Ya que como Domiciano en Roma, el Dominus et Deus del totalitarismo cubano ha sostenido su dominio (en medida considerable) sobre la lengua de los chivatos, y ya que su propia propaganda hace gala de la "vigilancia revolucionaria" protagonizada —dicen— por las masas mediante los CDR, podemos entender que algún extranjero despistado y de agudeza lenta se pase con ficha pregonando que nuestro "capital social" está formado por soplones.
Lo atragantador es que lo afirme alguien que nació y ha crecido aquí, especialmente entre la gente humilde, los pobres, en cuyo código de comportamiento (que aún pervive, maltrecho pero a ojos vista) la delación está considerada un pecado peor que cualquier delito, al margen de la política, y es rechazada por principios de implicación religiosa con los que casi nadie juega.
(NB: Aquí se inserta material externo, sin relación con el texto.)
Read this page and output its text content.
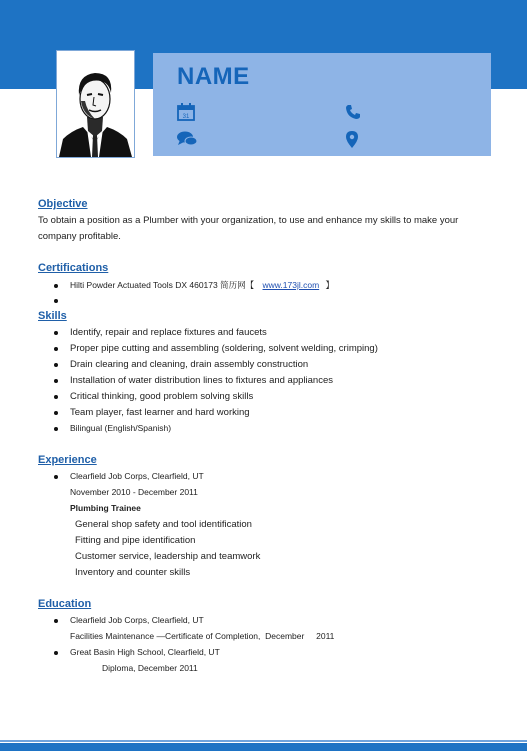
NAME
31
Objective
To obtain a position as a Plumber with your organization, to use and enhance my skills to make your
company profitable.
Certifications
Hilti Powder Actuated Tools DX 460173 简历网【 www.173jl.com 】
Skills
Identify, repair and replace fixtures and faucets
Proper pipe cutting and assembling (soldering, solvent welding, crimping)
Drain clearing and cleaning, drain assembly construction
Installation of water distribution lines to fixtures and appliances
Critical thinking, good problem solving skills
Team player, fast learner and hard working
Bilingual (English/Spanish)
Experience
Clearfield Job Corps, Clearfield, UT
November 2010 - December 2011
Plumbing Trainee
General shop safety and tool identification
Fitting and pipe identification
Customer service, leadership and teamwork
Inventory and counter skills
Education
Clearfield Job Corps, Clearfield, UT
Facilities Maintenance —Certificate of Completion,  December     2011
Great Basin High School, Clearfield, UT
Diploma, December 2011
Existen en la Isla no pocos ámbitos en los que un acto delator puede ser pagado (y se paga a menudo) muy caro. De igual modo que un chivato asciende profesionalmente, gana jerarquía u obtiene viajes al extranjero digamos, por ejemplo, en la UNEAC, se acredita una mancha imborrable, con su consecuente repudio social (incluso, puede amanecer con la boca llena de hormigas), si trabaja en los muelles, en la construcción, en el transporte público...
Porque, además, la condena a la chivatería es base de nuestro machismo. Para ofender a alguien, o para provocarlo, al nivel popular, basta con llamarle "chiva".
Cifra notable, pero corta
Podría preguntarse entonces el extranjero de agudeza lenta cómo se las arregla el régimen para mantener y renovar un equipo de soplones con tan sustanciales y gloriosas victorias en su haber. Será mejor que se lo expliquen los cubanólogos, que para eso se queman las pestañas estudiándonos.
A ellos corresponde argumentar el hecho, tenebrosamente sintomático y revelador, de que los mismos hombres que antaño linchaban a los delatores (recuérdese el tratamiento dado por el Movimiento 26 de Julio a los chivatos durante la anterior tiranía, la de Batista), aparezcan hoy como los mayores cultivadores de la chivatería (a las buenas y a las malas) en toda la historia de Cuba.
Yo me limito a describir lo que veo. Y lo que veo es que la cacareada "vigilancia revolucionaria", entendida como ejercicio de control, chequeo y asedio a favor del régimen, se practica por tres o cuatro personas, no más, en cada cuadra, aun cuando en cada cuadra viven por lo menos cien vecinos y aunque por lo general todos aparecen registrados formalmente en las nóminas del CDR.
Veo que en otras instancias que agrupan muchedumbres (centros de trabajo, planteles estudiantiles...), la proporción entre chivatos y personas normales es parecida a la de los barrios, incluidos en ambos casos los militantes del partido comunista y de la UJC, así como los miembros de las FAR y el MININT.
Ello inclina a calcular que la recua de soplones que actúa permanentemente entre nosotros no debe estar conformada por más de un cinco por ciento (aproximadamente) de la población general. Es una cifra notable, escandalosa, escalofriante, si se quiere. Pero se queda corta (creo yo) para sustentar la tesis de que el cubano es un pueblo de chivatos.
Aun cuando, como ya se ha visto, al régimen le haya resultado más que suficiente para conformar un ejército de trompetas infernales que nos mantiene temblando todo el tiempo, al punto de inducirnos a escribir zarandajas.